From the Director’s Desk
Recently, I started a book on poverty alleviation (In the River They Swim). That always prompts the question of how we engage in God-honoring acts of justice and compassion, particularly in a setting of huge injustice. There are so many layers and complexities to injustice and poverty that it is good to constantly question if we are doing the right thing in the right way for the right reasons. When those questions start, a passage in Job 29 is a good reset button for me.
At this point, Job and his 3 friends have gone around a few times and Job is on a discourse where he longs for the former times when God watched over him and he was honored by the people of his community. In verses 11-17 he tells us why: “When they heard me, they blessed me and when they saw me, they spoke well of me. For I rescued the poor who cried out for help and the fatherless child who had no one to support him. The dying blessed me, and I made the widow’s heart rejoice. I clothed myself in righteousness and it enveloped me; my just decisions were like a robe and a turban. I was eyes to the blind and feet to the lame. I was a father to the needy and I examined the case of the stranger. I shattered the fangs of the unjust and snatched the prey from his teeth.”

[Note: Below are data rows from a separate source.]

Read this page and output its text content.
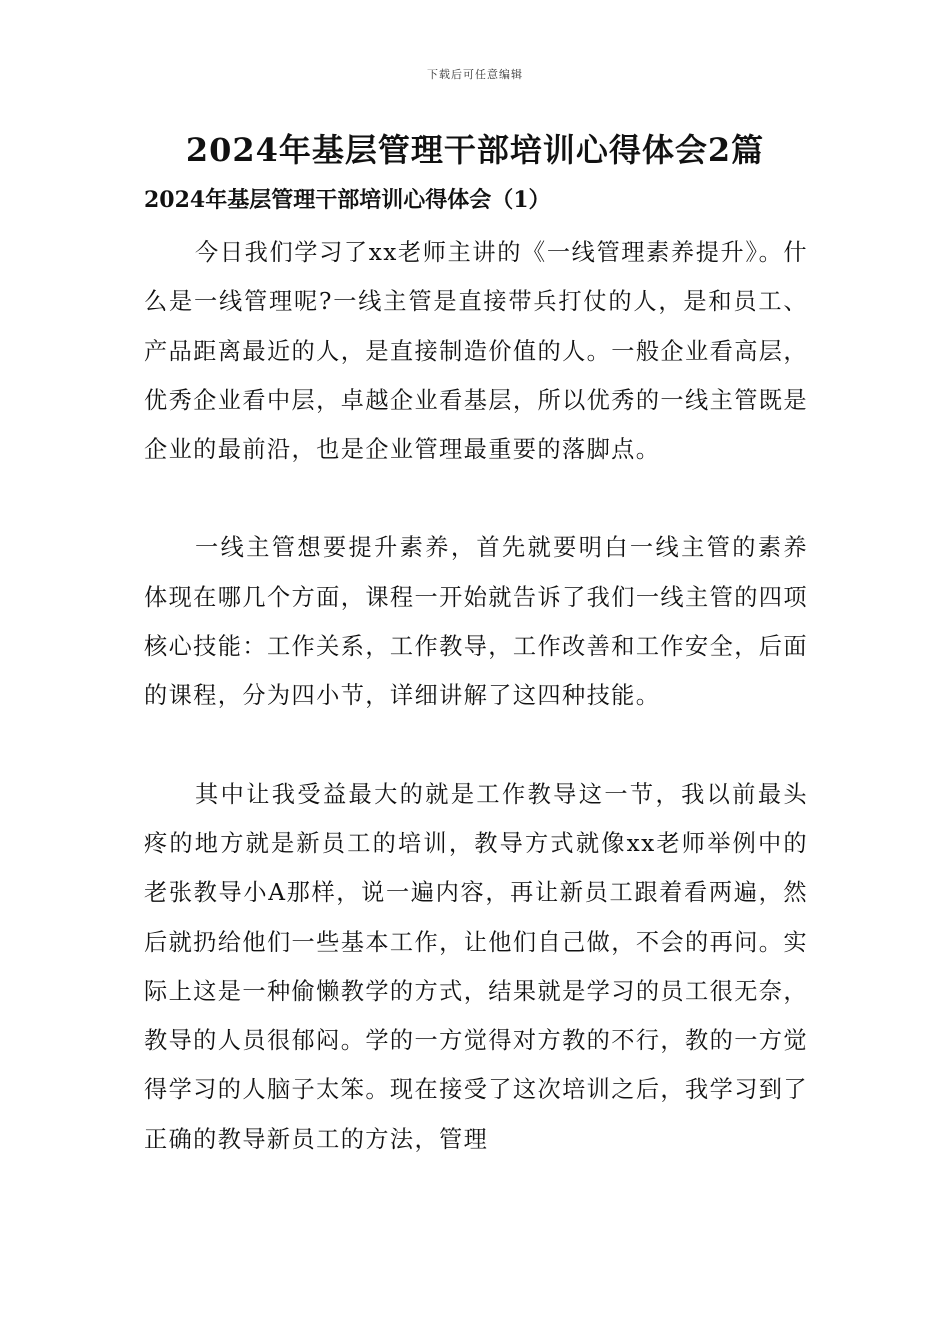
下载后可任意编辑
2024年基层管理干部培训心得体会2篇
2024年基层管理干部培训心得体会（1）

今日我们学习了xx老师主讲的《一线管理素养提升》。什么是一线管理呢?一线主管是直接带兵打仗的人，是和员工、产品距离最近的人，是直接制造价值的人。一般企业看高层，优秀企业看中层，卓越企业看基层，所以优秀的一线主管既是企业的最前沿，也是企业管理最重要的落脚点。

一线主管想要提升素养，首先就要明白一线主管的素养体现在哪几个方面，课程一开始就告诉了我们一线主管的四项核心技能：工作关系，工作教导，工作改善和工作安全，后面的课程，分为四小节，详细讲解了这四种技能。

其中让我受益最大的就是工作教导这一节，我以前最头疼的地方就是新员工的培训，教导方式就像xx老师举例中的老张教导小A那样，说一遍内容，再让新员工跟着看两遍，然后就扔给他们一些基本工作，让他们自己做，不会的再问。实际上这是一种偷懒教学的方式，结果就是学习的员工很无奈，教导的人员很郁闷。学的一方觉得对方教的不行，教的一方觉得学习的人脑子太笨。现在接受了这次培训之后，我学习到了正确的教导新员工的方法，管理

In verse 12, the word Hebrew word translated as “rescued” means that Job delivered the poor and orphans from danger. Sometimes, in our effort to serve well, we do too much and ultimately create a dependency. However, righteous Job did not do everything for the poor and the fatherless, he stepped in when there was real need, a dangerous situation. This thought provides clarity for my own actions: Is the situation critical where “stepping in” is necessary? Or, does it simply make me feel good to help in every way possible? I am learning that following my feelings is not always the best path for effective service.
Job was such a positive presence that a dying man blessed him, and his widow’s heart rejoiced (Vs 13). Clearly, Job was present and active in people’s deepest and darkest hours. He was there when it counted most. Job says: “I was eyes to the blind and feet to the lame” (Vs 15). He’s not just giving handouts; he is deeply involved with people in an effective and essential way. He helps them see and he helps them walk. This reminds me of our Oasis project. We desire to help the young men and women aging out of the Lifeline orphanage see their lives in a different way and walk a path that leads to self-sufficiency, not dependency. Job cared for needy people in the same way a father cares for his children (Vs 16). Having raised two children, I learned early on that doing everything for them does not benefit their growth. It stunts them and makes them dependent.

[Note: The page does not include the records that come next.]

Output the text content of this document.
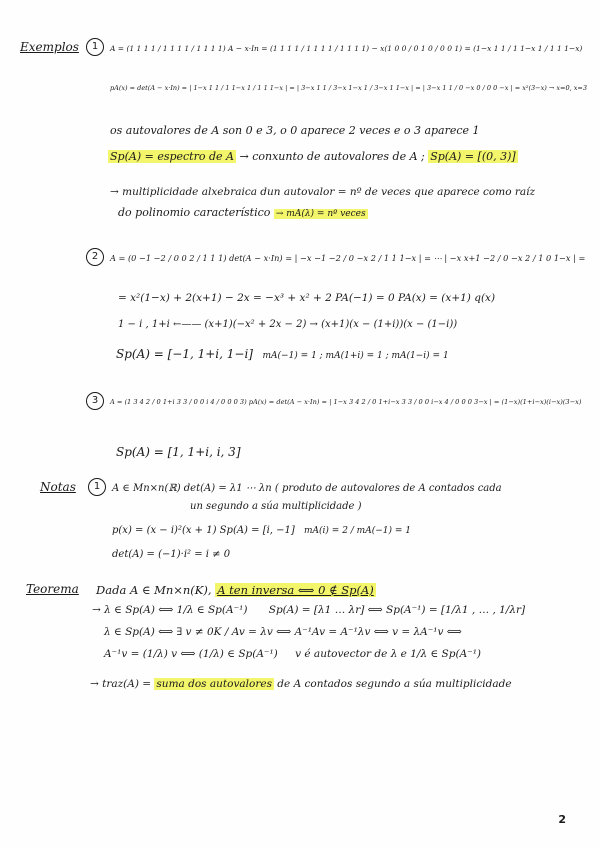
Exemplos	1	A = (1 1 1 1 / 1 1 1 1 / 1 1 1 1) A − x·In = (1 1 1 1 / 1 1 1 1 / 1 1 1 1) − x(1 0 0 / 0 1 0 / 0 0 1) = (1−x 1 1 / 1 1−x 1 / 1 1 1−x)
pA(x) = det(A − x·In) = | 1−x 1 1 / 1 1−x 1 / 1 1 1−x | = | 3−x 1 1 / 3−x 1−x 1 / 3−x 1 1−x | = | 3−x 1 1 / 0 −x 0 / 0 0 −x | = x²(3−x) → x=0, x=3
os autovalores de A son 0 e 3, o 0 aparece 2 veces e o 3 aparece 1
Sp(A) = espectro de A → conxunto de autovalores de A ; Sp(A) = [(0, 3)]
→ multiplicidade alxebraica dun autovalor = nº de veces que aparece como raíz
do polinomio característico → mA(λ) = nº veces
2	A = (0 −1 −2 / 0 0 2 / 1 1 1) det(A − x·In) = | −x −1 −2 / 0 −x 2 / 1 1 1−x | = ⋯ | −x x+1 −2 / 0 −x 2 / 1 0 1−x | =
= x²(1−x) + 2(x+1) − 2x = −x³ + x² + 2 PA(−1) = 0 PA(x) = (x+1) q(x)
1 − i , 1+i ←—— (x+1)(−x² + 2x − 2) → (x+1)(x − (1+i))(x − (1−i))
Sp(A) = [−1, 1+i, 1−i] mA(−1) = 1 ; mA(1+i) = 1 ; mA(1−i) = 1
3	A = (1 3 4 2 / 0 1+i 3 3 / 0 0 i 4 / 0 0 0 3) pA(x) = det(A − x·In) = | 1−x 3 4 2 / 0 1+i−x 3 3 / 0 0 i−x 4 / 0 0 0 3−x | = (1−x)(1+i−x)(i−x)(3−x)
Sp(A) = [1, 1+i, i, 3]
Notas	1	A ∈ Mn×n(ℝ) det(A) = λ1 ⋯ λn ( produto de autovalores de A contados cada
un segundo a súa multiplicidade )
p(x) = (x − i)²(x + 1) Sp(A) = [i, −1] mA(i) = 2 / mA(−1) = 1
det(A) = (−1)·i² = i ≠ 0
Teorema Dada A ∈ Mn×n(K), A ten inversa ⟺ 0 ∉ Sp(A)
→ λ ∈ Sp(A) ⟺ 1/λ ∈ Sp(A⁻¹) Sp(A) = [λ1 … λr] ⟺ Sp(A⁻¹) = [1/λ1 , … , 1/λr]
λ ∈ Sp(A) ⟺ ∃ v ≠ 0K / Av = λv ⟺ A⁻¹Av = A⁻¹λv ⟺ v = λA⁻¹v ⟺
A⁻¹v = (1/λ) v ⟺ (1/λ) ∈ Sp(A⁻¹) v é autovector de λ e 1/λ ∈ Sp(A⁻¹)
→ traz(A) = suma dos autovalores de A contados segundo a súa multiplicidade
2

I absolutely love the intent and the imagery of verse 14. Job’s life of righteousness and justice is very intentional. He puts them on like his clothing! I have left the house without my keys, or my wallet, or my phone; but I have never left the house without my clothes. And, I have never put on clothes without thinking about what I’m putting on. There is intentionality and purpose to what each of us put on every morning. Job intentionally and purposefully put on righteousness and justice each day. His righteousness and justice are rooted in right relationships. The righteousness that fuels his effective compassion comes first from a right relationship with God. God says that Job is “blameless and upright, a man who fears God and shuns evil” (Job 1:8). From that foundation, Job’s life is characterized by righteousness and justice in his relationships with others.
The question becomes: How do we translate Job’s example into organizational action? Job’s life shows that effective compassion and justice are characterized by righteousness in his relationships with others. We do not have all the answers on how best to serve in Haiti, but we know that it starts with our relationship to a God who can do immeasurably more than all we ask or imagine (Ephesians 3:20). That’s the bullseye, the center of our target. The concentric rings out from our center include relationships among the staff and Board, our Haitian partners and the children they serve with such dedication, and those that support this ministry through prayer, service and financial gifts. From the life of Job, justice will prevail when all these relationships are centered in God and characterized by His righteousness.